La Corrèze et le Lot pendant l’été c’était trop cool ! Fêtes de village à gogo, marchés de producteurs où tu prends 5kg rien qu’en regardant les stands tellement tout est bon et délicieux (et gras), de la bonne qualité, de la bonne humeur, de la bonne musique, le bonheur en somme.

 

Après ce wwoofing j’ai eu besoin de faire une pause pour réfléchir donc je suis allée me poser à Aubazines pendant un mois et c’était tellement génial. J’ai rarement autant kiffé me balader dans la nature que là-bas.

 

Arbres guérisseurs, cascades et rivières, esprits de la forêt, franchement je me suis régalée de ouf.

 

Et puis surtout, ça m’a fait du bien d’être dans un vrai logement 😀 Une douche, un lit, une cuisine rien que pour moi. Ah le confort matériel… une vraie drogue lol…

 

En même temps, j’ai assez bourlingué et je sais que je ne suis pas une chochotte donc je le vis bien d’avoir ces besoins là à 46 piges !

 

J’en ai profité pour faire un stage de 2 jours en radiesthésie pour vraiment apprendre à connecter avec mon pendule, c’était super intéressant et très riche d’enseignements.

 

Puis le 7 octobre est arrivé.
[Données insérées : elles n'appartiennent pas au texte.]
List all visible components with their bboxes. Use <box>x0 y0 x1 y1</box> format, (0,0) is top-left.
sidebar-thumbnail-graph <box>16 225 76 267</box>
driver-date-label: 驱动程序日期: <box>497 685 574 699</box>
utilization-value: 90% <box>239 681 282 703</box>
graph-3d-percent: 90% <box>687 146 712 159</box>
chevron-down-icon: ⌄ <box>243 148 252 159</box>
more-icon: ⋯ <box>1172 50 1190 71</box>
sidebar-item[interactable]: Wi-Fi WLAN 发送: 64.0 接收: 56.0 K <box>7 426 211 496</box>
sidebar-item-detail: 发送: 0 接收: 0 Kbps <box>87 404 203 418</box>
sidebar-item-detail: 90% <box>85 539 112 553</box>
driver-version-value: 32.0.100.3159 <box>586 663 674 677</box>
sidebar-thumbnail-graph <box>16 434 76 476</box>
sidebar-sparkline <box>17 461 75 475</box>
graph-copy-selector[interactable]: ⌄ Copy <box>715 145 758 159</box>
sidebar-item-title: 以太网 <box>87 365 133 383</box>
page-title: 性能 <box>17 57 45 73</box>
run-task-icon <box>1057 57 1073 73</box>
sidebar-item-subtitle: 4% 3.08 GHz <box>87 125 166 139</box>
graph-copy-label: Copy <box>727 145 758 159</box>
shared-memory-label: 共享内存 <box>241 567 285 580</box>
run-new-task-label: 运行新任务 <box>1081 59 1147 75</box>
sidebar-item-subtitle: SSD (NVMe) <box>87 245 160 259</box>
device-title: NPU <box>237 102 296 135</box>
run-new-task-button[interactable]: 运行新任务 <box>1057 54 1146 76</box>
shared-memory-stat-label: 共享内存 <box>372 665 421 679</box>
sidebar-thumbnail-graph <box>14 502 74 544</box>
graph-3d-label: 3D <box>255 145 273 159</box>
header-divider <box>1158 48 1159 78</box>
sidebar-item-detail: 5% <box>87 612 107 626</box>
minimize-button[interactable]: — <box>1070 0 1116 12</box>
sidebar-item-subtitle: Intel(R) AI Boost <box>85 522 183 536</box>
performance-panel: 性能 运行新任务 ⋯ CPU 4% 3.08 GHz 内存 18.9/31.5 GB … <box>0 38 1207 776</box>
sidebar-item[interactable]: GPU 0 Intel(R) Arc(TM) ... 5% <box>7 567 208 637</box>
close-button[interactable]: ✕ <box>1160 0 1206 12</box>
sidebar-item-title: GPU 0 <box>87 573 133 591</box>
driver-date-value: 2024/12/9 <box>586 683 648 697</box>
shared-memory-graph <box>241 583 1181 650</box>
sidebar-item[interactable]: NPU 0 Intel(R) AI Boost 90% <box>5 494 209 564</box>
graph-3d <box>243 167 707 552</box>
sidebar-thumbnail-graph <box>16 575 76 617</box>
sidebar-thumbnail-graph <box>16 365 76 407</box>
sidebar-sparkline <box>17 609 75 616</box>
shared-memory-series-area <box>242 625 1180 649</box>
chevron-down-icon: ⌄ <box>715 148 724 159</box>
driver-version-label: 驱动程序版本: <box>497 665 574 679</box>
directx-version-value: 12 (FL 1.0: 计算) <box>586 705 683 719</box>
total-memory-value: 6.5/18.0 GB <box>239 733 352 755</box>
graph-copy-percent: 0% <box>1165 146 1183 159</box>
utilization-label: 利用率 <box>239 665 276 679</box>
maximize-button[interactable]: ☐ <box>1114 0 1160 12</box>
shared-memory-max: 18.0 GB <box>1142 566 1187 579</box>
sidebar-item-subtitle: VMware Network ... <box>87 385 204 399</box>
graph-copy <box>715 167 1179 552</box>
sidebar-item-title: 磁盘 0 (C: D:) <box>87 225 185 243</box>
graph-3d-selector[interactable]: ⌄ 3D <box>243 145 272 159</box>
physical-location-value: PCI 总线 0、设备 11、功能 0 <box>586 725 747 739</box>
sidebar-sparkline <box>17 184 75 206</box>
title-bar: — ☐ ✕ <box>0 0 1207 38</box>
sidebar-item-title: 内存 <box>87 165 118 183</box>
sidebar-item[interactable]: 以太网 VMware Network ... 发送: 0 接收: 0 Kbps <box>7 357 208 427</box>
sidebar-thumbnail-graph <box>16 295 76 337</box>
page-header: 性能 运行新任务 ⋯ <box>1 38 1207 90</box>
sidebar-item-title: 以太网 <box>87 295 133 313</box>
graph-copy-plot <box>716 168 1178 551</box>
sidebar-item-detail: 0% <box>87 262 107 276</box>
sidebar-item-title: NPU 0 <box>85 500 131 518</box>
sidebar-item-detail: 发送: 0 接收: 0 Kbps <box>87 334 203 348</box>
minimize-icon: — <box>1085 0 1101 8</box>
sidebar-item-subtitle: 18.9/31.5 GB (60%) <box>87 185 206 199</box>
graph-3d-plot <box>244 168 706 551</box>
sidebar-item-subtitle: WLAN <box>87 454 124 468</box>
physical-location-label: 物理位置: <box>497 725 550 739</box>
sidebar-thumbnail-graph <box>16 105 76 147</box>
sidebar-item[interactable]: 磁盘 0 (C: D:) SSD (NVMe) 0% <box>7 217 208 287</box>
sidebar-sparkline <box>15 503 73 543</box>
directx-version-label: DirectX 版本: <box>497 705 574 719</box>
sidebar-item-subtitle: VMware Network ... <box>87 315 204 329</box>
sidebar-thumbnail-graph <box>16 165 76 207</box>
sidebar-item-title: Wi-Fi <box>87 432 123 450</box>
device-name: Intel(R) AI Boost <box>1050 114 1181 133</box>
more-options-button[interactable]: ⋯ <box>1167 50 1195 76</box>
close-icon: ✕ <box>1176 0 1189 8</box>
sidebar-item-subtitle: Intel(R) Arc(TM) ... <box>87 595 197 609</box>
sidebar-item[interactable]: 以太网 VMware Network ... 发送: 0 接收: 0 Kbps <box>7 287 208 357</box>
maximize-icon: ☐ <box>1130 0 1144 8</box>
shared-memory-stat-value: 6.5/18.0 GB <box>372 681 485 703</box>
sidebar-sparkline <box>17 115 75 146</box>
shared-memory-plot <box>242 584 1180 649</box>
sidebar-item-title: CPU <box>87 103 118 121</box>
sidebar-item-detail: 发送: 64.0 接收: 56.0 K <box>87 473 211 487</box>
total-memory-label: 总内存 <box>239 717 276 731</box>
Et là, ma vie a basculé. Je me suis réveillée assez tôt ce matin là et chose très rare, je me suis rendormie.

 

Lorsque j’ai rouvert les yeux, j’ai vu des vidéos hallucinantes de personnes se faisant canarder en Israël dans un festival, d’autres vidéos de terroristes palestiniens qui avaient fait tomber la sacro-sainte barrière de sécurité sensée nous protéger coûte que coûte et entrer dans les villes pour faire un massacre.

 

Mon sang est tombé dans mes pieds, ma bouche est devenue toute sèche et mon cœur s’est mis à battre très très vite.

 

Ça y est. Ils sont rentrés. Ils vont tous les tuer. Où sont la police, l’armée, les services secrets ??? Ça va à 1000 à l’heure dans ma tête. 

 

J’ai évidemment tout de suite pensé à mon père de 83 ans qui vit plus au nord. Je suis un peu rassurée lorsque je l’entends enfin. Reste enfermé papa, ils sont rentrés, ils ont défoncé la barrière, ils sont en train de tuer tout le monde.

 

Tout de suite après, j’ai pensé à mes potes qui étaient au festival ou qui vivent dans la région. Le premier me dit qu’il est ok, le second aussi et puis le troisième… pas de réponse. 

 

Des heures durant, pas de réponse. C’est horrible. J’espère qu’il n’a pas été enlevé et emmené à Gaza, qu’il a réussi à s’échapper, à se cacher quelque part. Mais au fond de moi et après avoir vu les dizaines de vidéos relatives aux massacres, je sens qu’il a déjà quitté son corps.

 

On relaie son image sur les réseaux sociaux mais rien, des jours durant, rien. Sa mère est interviewée sur différentes chaînes locales et internationales, le gouvernement ne fait rien et ne dit rien aux familles. C’est horrible.

 

Je passe mes jours et mes nuits sur les réseaux, sur Telegram, j’espère l’apercevoir quelque part, rien…

 

Au lieu de ça, je vois des hommes, des femmes, des enfants, des bébés decapités, brulés vifs, une femme enceinte eventrée, des corps ouverts en deux, des jeunes femmes violées, des morceaux de corps éparpillés, car comme Mohamed Merah, les freedom fighters du Hamas prennent un malin plaisir à filmer leurs horreurs et à appeler leur parents pour leur hurler fiers et exaltés qu’ils ont tués 10 yehud (juifs) de leurs mains.

 

Tu dois essayer de processer ce qui se passe et en parallèle ce bon vieil antisemitisme/antisionisme latent et insidieux reprend du service.

 

Partout à travers le monde, les internautes deviennent pour la énième fois des spécialistes géopolitiques et commencent à m’expliquer que ce qui vient de se passer est normal et que c’est le juste retour des choses car les israéliens et les juifs de manière générale, sont des voleurs, des menteurs, des déicides, des colons et qu’en gros, c’est bien fait pour notre gueule.

 

Et que les vidéos sont fake… God help me please…

 

J’ai mal, tellement mal. Je pleure, je ne fais que ça. Et puis la terrible nouvelle tombe comme un couperet. Keshet est mort. Il a été tué au festival.

 

Je le savais mais là c’est officiel. Sa blondeur, sa candeur, son sourire, sa démarche, sa voix cassée. C’est fini.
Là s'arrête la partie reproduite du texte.